After three years in Antwerp, when he had to choose “between buying three metres of fabric or a can of something to eat”, Demna graduated in 2006 and joined Margiela – shortly before the designer left the house that bore his name. “For me it was like an MA in fashion being there,” Demna explained. “Understanding the concept and how you need to destroy something to create the new.”
When Demna came to Balenciaga, he took the same approach, wanting “to discover the method of Cristóbal’s work, his approach, how he saw a woman, his mentality behind his creative process”. On the runway, the first women’s show presented a sporty, modern version of Balenciaga’s codes: for instance, turning the famous 1950s couture coats that stood out like sculptures around the body into giant bomber jackets.
I found it hard to imagine Demna, who admits to “having a silence phobia and always needing to have a very loud sound when I work”, in the atelier of the whisper-quiet Cristóbal. But he found the house, which is part of the Kering luxury group, to be “really structured with a very organised team. It makes life very easy. Even in two and a half days I can do an enormous amount of work”.
Compare that experience to Vetements itself, with its loose group of fashion enthusiasts, including muse and stylist Lotta Volkova, making bad taste look good, and, of course, Demna’s brother Guram, with his four degrees in law and business.
“The blood link is the biggest challenge – we can’t fire each other so it stays in the family,’ says Demna. “My brother is important because he really manages everything, while I do the creative part. Everything else is his strategic thinking about distribution and sales. He has some novel ideas about this, so it is all good exchange.”
I asked Guram about his business policy and received a deep and powerful analysis of how Vetements is playing with the supply and demand curve in a rare strategy to “produce one less piece than is needed so it is sold out – so people know that if they don’t buy it now, they could lose the opportunity”.
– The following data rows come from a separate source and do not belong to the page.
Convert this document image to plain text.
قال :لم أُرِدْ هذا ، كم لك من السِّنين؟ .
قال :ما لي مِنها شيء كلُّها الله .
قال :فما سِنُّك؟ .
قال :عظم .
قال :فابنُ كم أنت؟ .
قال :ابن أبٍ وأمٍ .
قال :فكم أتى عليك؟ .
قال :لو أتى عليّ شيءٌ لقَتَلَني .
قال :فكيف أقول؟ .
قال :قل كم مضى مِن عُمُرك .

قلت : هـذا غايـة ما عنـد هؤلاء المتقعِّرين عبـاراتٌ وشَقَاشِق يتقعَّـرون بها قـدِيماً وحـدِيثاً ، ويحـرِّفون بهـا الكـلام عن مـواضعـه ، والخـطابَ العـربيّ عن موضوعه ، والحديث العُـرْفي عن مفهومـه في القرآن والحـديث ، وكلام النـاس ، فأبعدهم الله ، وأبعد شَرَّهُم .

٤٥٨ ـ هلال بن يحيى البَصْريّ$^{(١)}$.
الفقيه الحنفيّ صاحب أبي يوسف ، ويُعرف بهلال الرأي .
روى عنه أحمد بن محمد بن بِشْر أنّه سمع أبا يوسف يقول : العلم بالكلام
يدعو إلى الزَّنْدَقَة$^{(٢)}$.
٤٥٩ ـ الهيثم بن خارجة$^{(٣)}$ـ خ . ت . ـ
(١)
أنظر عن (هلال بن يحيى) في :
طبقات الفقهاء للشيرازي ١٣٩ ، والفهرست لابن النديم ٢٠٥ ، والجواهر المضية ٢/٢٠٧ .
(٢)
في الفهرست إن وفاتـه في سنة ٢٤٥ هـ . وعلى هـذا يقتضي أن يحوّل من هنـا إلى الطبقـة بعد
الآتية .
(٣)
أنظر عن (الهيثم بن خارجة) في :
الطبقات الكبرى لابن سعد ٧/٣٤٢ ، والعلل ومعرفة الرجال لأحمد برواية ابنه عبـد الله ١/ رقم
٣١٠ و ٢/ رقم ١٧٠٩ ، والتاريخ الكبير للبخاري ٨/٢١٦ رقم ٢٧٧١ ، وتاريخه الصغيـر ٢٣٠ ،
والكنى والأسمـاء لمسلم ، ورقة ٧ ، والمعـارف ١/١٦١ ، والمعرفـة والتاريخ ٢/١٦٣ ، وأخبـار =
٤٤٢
With Demna, I go back to the Georgian family tree and a childhood in the Soviet Union where “toothpaste wasn’t called ‘Colgate’ – there was only one”; and where his half-French Jewish grandmother in her lace maxi skirts and jewellery painted with nail varnish was the lone figure daring to be different.
“The lack of diversity defined this drive and hunger for putting many things together – it became almost a cultural bulimia in terms of music, art and the flow of information after the Soviet Union collapsed,” Demna said.
“By diversity, I mean in terms of creative approach,” he continued. “It’s a mix and match of many things. In my adolescent years, until 1993, we were living in the Soviet Union; we had no information. The first ever fashion magazine I saw was Vogue.”
I asked Demna how his parents – who insisted he study business and economics after he left school – viewed his life in fashion. “Not until I went to Balenciaga,” he said. “Then they finally accepted me as a fashion designer. But I have very much a business approach. I don’t see it as a dreamy world of fantasy but as a business and concept. It’s pragmatism.”